10 para los fornicarios, para los que se echan con hombres, para los ladrones de hombres, para los mentirosos y perjuros; y si hay alguna otra cosa contraria á la sana doctrina,

11 conforme al Evangelio de la gloria del Dios bienaventurado, el cual á mí
me ha sido encargado.

12 Gracias doy al que me fortificó, á Cristo Jesus Señor nuestro, de que me
tuvo por fiel, poniéndome en el ministerio:

13 habiendo sido antes blasfemo, y perseguidor, é injuriador: mas fuí
recibido á misericordia, porque lo hice con ignorancia no teniendo fé.

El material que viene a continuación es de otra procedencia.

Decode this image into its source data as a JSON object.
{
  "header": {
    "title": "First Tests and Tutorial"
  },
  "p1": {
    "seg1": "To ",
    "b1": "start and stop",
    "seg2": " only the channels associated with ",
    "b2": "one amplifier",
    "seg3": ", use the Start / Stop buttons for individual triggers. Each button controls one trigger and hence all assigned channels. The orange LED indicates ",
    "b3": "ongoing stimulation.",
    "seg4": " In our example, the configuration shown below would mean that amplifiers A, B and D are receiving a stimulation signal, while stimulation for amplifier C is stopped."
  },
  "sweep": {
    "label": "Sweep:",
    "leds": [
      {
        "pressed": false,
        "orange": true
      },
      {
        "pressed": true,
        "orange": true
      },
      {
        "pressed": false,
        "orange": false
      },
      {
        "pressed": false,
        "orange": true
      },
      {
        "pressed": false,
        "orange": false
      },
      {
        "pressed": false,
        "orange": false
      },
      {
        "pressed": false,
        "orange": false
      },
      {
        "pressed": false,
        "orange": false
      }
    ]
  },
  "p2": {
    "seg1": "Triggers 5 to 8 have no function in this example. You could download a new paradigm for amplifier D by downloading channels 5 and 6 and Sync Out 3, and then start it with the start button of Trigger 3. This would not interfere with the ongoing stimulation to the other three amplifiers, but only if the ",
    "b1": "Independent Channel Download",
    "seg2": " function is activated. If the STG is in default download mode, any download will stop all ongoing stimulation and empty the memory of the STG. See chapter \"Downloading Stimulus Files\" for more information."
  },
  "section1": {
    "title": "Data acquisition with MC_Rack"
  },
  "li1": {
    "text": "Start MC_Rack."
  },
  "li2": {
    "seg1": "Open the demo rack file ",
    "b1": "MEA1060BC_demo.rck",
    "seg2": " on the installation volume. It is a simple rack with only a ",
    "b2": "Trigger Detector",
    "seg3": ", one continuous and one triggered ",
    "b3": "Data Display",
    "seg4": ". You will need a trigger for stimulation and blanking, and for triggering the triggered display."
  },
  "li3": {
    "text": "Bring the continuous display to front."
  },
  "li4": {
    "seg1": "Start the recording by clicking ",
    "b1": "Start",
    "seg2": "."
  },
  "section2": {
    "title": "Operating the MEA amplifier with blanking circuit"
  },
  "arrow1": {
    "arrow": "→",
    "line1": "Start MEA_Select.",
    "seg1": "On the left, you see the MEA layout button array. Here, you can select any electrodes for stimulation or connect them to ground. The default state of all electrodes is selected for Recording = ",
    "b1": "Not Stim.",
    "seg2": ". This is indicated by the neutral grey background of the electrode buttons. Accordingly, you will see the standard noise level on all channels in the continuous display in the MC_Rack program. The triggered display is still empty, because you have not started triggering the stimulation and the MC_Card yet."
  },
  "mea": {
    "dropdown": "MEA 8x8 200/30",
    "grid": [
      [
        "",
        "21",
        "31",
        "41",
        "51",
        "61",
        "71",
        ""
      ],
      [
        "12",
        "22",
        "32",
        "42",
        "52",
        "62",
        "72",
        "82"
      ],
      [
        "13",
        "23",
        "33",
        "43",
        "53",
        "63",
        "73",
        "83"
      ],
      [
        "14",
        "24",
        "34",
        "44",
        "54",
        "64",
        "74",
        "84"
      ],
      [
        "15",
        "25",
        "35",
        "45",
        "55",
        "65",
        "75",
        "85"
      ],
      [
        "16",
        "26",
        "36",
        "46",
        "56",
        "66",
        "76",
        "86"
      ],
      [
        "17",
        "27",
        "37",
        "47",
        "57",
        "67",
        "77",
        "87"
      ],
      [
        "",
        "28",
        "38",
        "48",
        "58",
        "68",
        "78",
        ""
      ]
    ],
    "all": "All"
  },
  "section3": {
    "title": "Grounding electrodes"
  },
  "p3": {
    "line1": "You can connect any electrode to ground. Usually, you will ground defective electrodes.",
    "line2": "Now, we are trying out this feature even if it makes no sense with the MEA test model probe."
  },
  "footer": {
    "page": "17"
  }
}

14 Mas la gracia del Señor nuestro fué mas abundante con la fé y amor que es
en Cristo Jesu.

15 Palabra fiel, y digna de ser recibida de todos: que Cristo Jesus vino al
mundo para salvar los pecadores, de los cuales yo soy el primero.

16 Mas por esto fuí recibido á misericordia [es á saber,] para que Jesu Cristo mostrase en mí el primero toda [su] clemencia, para ejemplo de los que habian de creer en él para la vida eterna.

17 Al rey de siglos, inmortal, invisible, al solo sábio Dios, [sea] honor y
gloria por los siglos de los siglos. Amen.